A popular church minister and his family hugged their friends in a tearful last goodbye as they were deported to Korea.

Reverend Wan Shin, 45, who gives sermons at Holy Trinity Church in Sutton, was helped by his colleague Rev Martin Camroux to drive to Heathrow and leave the community he served for eight years.

Alongside him in the car that would begin the long journey back to Korea, were his two children, the youngest of whom was ten when they moved to Sutton in 2002.

Hyun, 19, a student at Overton Grange School, and Joon, a former Wallington Grammar School student, solemnly followed their parents into the car.

Mr Shin said the night before his sons friends’ had cried as they said goodbye to the two siblings, who can speak minimal Korean and fear undergoing mandatory military service.

He said at the church’s Sunday service his wife Ju Young Kim, 45, who works at the Oasis restaurant, and the rest of his congregation had been inconsolable, sobbing at the prospect of the family leaving.

He said: “We have cried for a long time now. It is very sad. I feel quite numb. We are not sure what the future holds.”

Despite a passionate crusade from their congregation and neighbours, as well as advocacy from MP Paul Burstow, the Shins’ eleventh-hour application for asylum was rejected by the Immigration minister, Phil Woolas, earlier this month.

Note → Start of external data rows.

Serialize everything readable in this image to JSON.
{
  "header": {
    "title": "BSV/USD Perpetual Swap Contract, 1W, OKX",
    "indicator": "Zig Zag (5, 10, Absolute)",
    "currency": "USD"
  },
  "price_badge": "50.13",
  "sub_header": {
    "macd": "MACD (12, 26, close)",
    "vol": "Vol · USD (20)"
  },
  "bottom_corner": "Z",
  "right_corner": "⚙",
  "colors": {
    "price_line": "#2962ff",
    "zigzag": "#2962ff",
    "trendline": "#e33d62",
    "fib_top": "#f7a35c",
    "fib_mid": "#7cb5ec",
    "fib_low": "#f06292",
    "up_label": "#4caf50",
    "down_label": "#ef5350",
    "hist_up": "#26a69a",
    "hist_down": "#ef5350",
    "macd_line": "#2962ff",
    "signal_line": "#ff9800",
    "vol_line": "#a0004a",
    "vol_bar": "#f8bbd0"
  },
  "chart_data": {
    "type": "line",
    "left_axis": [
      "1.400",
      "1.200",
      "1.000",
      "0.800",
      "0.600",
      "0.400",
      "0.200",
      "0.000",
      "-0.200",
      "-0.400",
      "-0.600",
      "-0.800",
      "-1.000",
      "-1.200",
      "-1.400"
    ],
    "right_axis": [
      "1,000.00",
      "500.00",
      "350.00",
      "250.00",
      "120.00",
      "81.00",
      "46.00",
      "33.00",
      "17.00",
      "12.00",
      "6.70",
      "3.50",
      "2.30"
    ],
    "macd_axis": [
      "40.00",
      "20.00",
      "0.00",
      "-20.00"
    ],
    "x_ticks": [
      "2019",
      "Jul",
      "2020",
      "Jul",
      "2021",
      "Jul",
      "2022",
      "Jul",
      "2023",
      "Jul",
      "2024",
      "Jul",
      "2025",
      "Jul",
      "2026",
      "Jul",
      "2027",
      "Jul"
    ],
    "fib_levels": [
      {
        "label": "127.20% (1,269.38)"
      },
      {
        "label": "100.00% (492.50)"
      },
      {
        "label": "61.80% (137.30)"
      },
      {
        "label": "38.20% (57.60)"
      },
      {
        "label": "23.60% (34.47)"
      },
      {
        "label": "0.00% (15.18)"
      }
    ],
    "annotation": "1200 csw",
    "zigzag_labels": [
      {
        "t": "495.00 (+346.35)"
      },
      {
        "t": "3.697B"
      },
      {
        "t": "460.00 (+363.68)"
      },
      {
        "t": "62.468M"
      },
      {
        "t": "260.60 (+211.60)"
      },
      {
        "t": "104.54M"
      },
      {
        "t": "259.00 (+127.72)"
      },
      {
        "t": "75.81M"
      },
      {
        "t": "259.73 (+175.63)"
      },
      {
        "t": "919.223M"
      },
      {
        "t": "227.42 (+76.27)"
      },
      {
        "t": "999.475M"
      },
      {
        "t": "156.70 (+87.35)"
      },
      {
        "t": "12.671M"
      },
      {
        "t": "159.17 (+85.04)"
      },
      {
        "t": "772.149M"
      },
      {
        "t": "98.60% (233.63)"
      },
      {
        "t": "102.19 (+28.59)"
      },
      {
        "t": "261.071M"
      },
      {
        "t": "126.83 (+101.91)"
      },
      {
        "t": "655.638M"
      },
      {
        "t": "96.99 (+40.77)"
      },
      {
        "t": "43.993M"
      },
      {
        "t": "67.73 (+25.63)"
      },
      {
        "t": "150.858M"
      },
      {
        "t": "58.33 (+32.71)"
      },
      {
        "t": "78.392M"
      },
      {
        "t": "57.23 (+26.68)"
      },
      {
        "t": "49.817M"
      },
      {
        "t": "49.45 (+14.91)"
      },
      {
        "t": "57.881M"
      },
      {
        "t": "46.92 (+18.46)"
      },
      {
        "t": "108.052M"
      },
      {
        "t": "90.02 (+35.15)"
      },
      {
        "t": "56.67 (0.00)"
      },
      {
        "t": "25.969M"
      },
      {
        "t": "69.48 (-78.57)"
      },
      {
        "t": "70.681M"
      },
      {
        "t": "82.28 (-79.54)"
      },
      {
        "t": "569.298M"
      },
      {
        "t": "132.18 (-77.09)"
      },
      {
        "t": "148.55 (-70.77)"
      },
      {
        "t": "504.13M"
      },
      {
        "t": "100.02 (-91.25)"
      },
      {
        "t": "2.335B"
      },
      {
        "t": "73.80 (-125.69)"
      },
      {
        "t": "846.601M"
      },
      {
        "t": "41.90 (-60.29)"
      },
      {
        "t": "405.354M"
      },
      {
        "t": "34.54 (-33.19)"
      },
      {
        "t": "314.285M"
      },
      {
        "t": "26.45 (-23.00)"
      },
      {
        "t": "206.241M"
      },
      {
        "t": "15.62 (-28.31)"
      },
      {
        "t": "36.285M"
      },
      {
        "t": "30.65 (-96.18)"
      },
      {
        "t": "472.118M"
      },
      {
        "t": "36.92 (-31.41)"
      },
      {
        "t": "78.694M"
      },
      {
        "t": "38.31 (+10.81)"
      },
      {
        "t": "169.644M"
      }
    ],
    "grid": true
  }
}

Rev Shin, an ordained minister of the conservative Korean Evangelical Holiness Church, had campaigned to stay fearing he will no longer be able to work in Korea, after his views were significantly liberalised since worshipping at Holy Trinity – a United Reformed Methodist Church.

But resigned to his fate after Mr Woolas’ ruling, Mr Shin booked his family’s tickets to fly to Korea the same quiet dignity with which he battled to stay in Britain.

Rev Camroux said the minister’s decision was “immoral” and meant the end of the pioneering multicultural faith iniative in Sutton.

He said: “In his spare time, without any payment Rev Shin began the Korean congregation and Mrs Shin is as honest as the day is long.

“Both boys coming here with very little English were heading for University places. Surely these are exactly the sort of people we should be welcoming to stay.

“Why are they then being asked to leave?

“It is very much easier to deport the Shins than it is to deport drug dealers with false papers who flit from one address to another. The honest suffer, and the dishonest escape."